Islamabad: Pakistan received only USD 5.6 billion in foreign loans during the first half of current fiscal year, equal to about one-fourth of the annual budget estimate, due to the cash-starved country's failure to take timely decisions about reviving the IMF loan programme, according to media report on Saturday.
Data compiled by the Ministry of Economic Affairs showed that foreign loan disbursements from July to December 2022 stood at a mere USD 5.6 billion, the Express Tribune newspaper reported, adding that the disbursements were not enough to finance the maturing foreign debt, making a severe dent in the foreign exchange reserves held by the central bank.
The key reason for the low disbursements was the government's failure to ensure the timely completion of the ninth review of the IMF programme. As a consequence, the receipt of USD 5.6 billion was equal to only one-fourth of the annual budget estimate of USD 22.8 billion. The IMF on Thursday announced that it would send its mission to Pakistan for talks but the set of conditions listed in its statement suggested that the government would have to go the extra mile to conclude negotiations by February 9.

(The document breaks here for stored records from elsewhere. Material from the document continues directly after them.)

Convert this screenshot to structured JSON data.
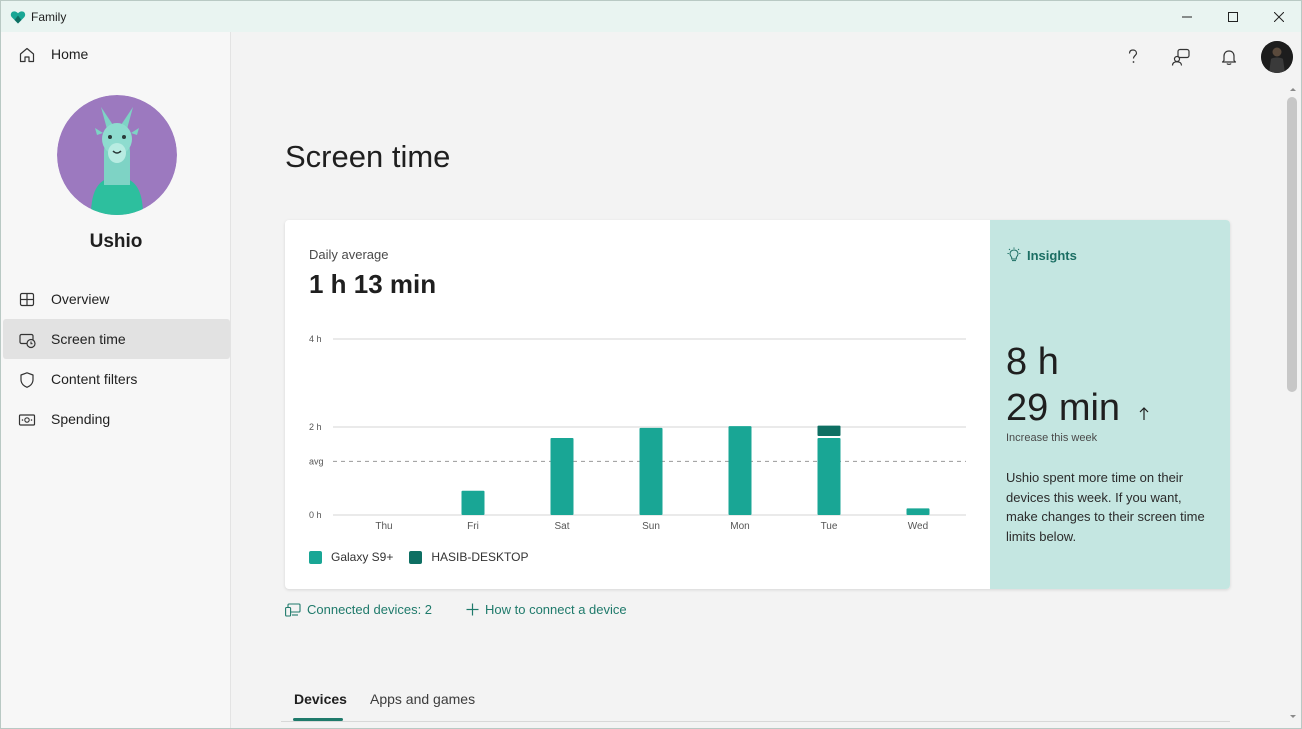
{
  "window": {
    "title": "Family"
  },
  "sidebar": {
    "home_label": "Home",
    "user_name": "Ushio",
    "items": [
      {
        "label": "Overview",
        "icon": "overview-icon"
      },
      {
        "label": "Screen time",
        "icon": "screen-time-icon",
        "active": true
      },
      {
        "label": "Content filters",
        "icon": "shield-icon"
      },
      {
        "label": "Spending",
        "icon": "money-icon"
      }
    ]
  },
  "header": {
    "icons": [
      "help-icon",
      "feedback-icon",
      "bell-icon",
      "profile-avatar"
    ]
  },
  "main": {
    "title": "Screen time",
    "daily_average_label": "Daily average",
    "daily_average_value": "1 h 13 min",
    "insights": {
      "title": "Insights",
      "line1": "8 h",
      "line2": "29 min",
      "sub": "Increase this week",
      "text": "Ushio spent more time on their devices this week. If you want, make changes to their screen time limits below."
    },
    "links": {
      "connected_devices": "Connected devices: 2",
      "how_to_connect": "How to connect a device"
    },
    "tabs": [
      {
        "label": "Devices",
        "active": true
      },
      {
        "label": "Apps and games",
        "active": false
      }
    ]
  },
  "colors": {
    "galaxy": "#19a695",
    "desktop": "#0e6f63",
    "insights_bg": "#c4e6e1",
    "accent": "#1f7a6b"
  },
  "chart_data": {
    "type": "bar",
    "categories": [
      "Thu",
      "Fri",
      "Sat",
      "Sun",
      "Mon",
      "Tue",
      "Wed"
    ],
    "y_ticks": [
      "0 h",
      "avg",
      "2 h",
      "4 h"
    ],
    "ylim": [
      0,
      4
    ],
    "average": 1.22,
    "series": [
      {
        "name": "Galaxy S9+",
        "color": "#19a695",
        "values": [
          0,
          0.55,
          1.75,
          1.98,
          2.02,
          1.75,
          0.15
        ]
      },
      {
        "name": "HASIB-DESKTOP",
        "color": "#0e6f63",
        "values": [
          0,
          0,
          0,
          0,
          0,
          0.28,
          0
        ]
      }
    ]
  }
}
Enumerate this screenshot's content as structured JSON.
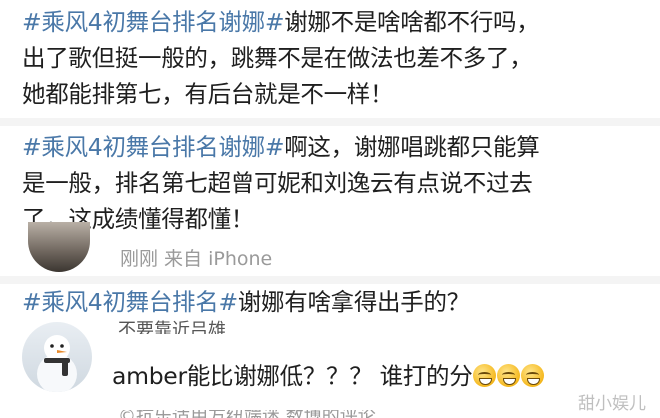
{
  "posts": [
    {
      "tag": "#乘风4初舞台排名谢娜#",
      "text_line1": "谢娜不是啥啥都不行吗，",
      "line2": "出了歌但挺一般的，跳舞不是在做法也差不多了，",
      "line3": "她都能排第七，有后台就是不一样！"
    },
    {
      "tag": "#乘风4初舞台排名谢娜#",
      "text_line1": "啊这，谢娜唱跳都只能算",
      "line2": "是一般，排名第七超曾可妮和刘逸云有点说不过去",
      "line3": "了，这成绩懂得都懂！"
    },
    {
      "tag": "#乘风4初舞台排名#",
      "text_line1": "谢娜有啥拿得出手的？"
    }
  ],
  "comment1": {
    "meta": "刚刚  来自 iPhone"
  },
  "comment2": {
    "username": "不要靠近吕雄",
    "text": "amber能比谢娜低？？？ 谁打的分",
    "emoji_icon": "grin-sweat-emoji"
  },
  "bottom_partial": "©抗乐适用方纽端迷  数博的评论",
  "watermark": "甜小娱儿"
}
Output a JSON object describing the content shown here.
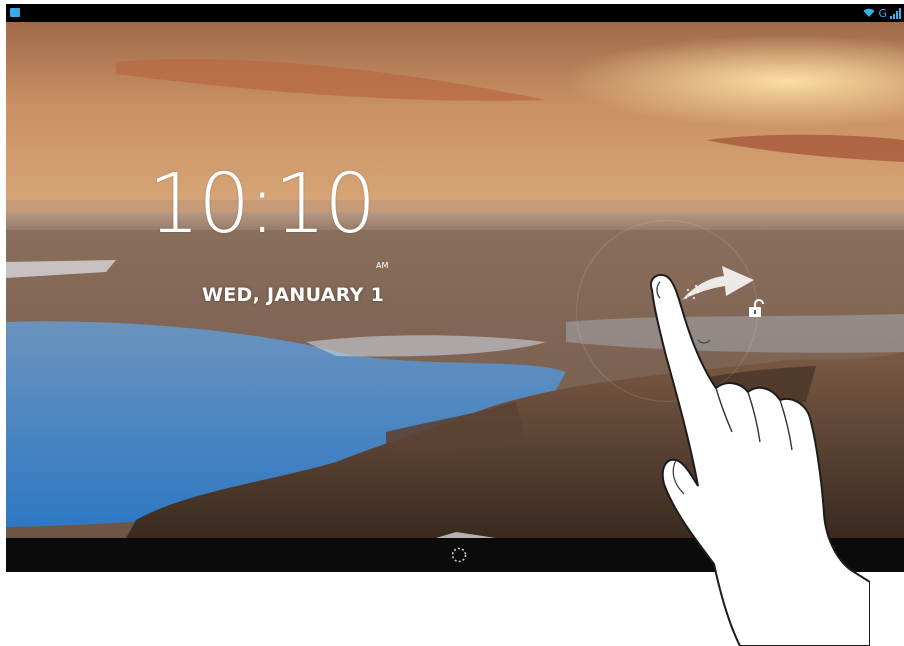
{
  "status_bar": {
    "left_icon": "notification-icon",
    "network_label": "G",
    "icons": [
      "wifi-icon",
      "signal-icon"
    ],
    "accent_color": "#33b5e5"
  },
  "lockscreen": {
    "time": "10:10",
    "ampm": "AM",
    "date": "WED, JANUARY 1",
    "unlock_icon": "unlock-padlock-icon",
    "swipe_hint_icon": "swipe-arrow-icon"
  },
  "nav_bar": {
    "home_icon": "home-ring-icon"
  },
  "overlay": {
    "gesture_icon": "pointing-hand-icon"
  }
}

Pakistan received just USD 532 million in loans in December, which were not sufficient for making major repayments. In the past seven days, the country paid USD 828 million to Chinese financial institutions. As a result, the official foreign exchange reserves slipped to USD 3.1 billion. About 44 per cent of the loans received in December came from the Asian Development Bank (ADB), which gave USD 231 million. So far, the ADB has remained the largest lender with disbursement of USD 1.9 billion, which is one-third of the annual estimate.
The IMF has assessed Pakistan's gross financing needs for FY23 at USD 34 billion and another USD 6 billion for increasing the foreign currency reserves' cushion, which takes total borrowing to USD 40 billion. However, the government has budgeted only USD 22.8 billion in foreign loans for fiscal year 2022-23. Pakistan's borrowing options have remained limited after the international credit rating agencies downgraded its outlook to negative and debt rating to junk status. This has increased the country's borrowing cost in addition to virtually closing the doors to floating Eurobonds, the report said.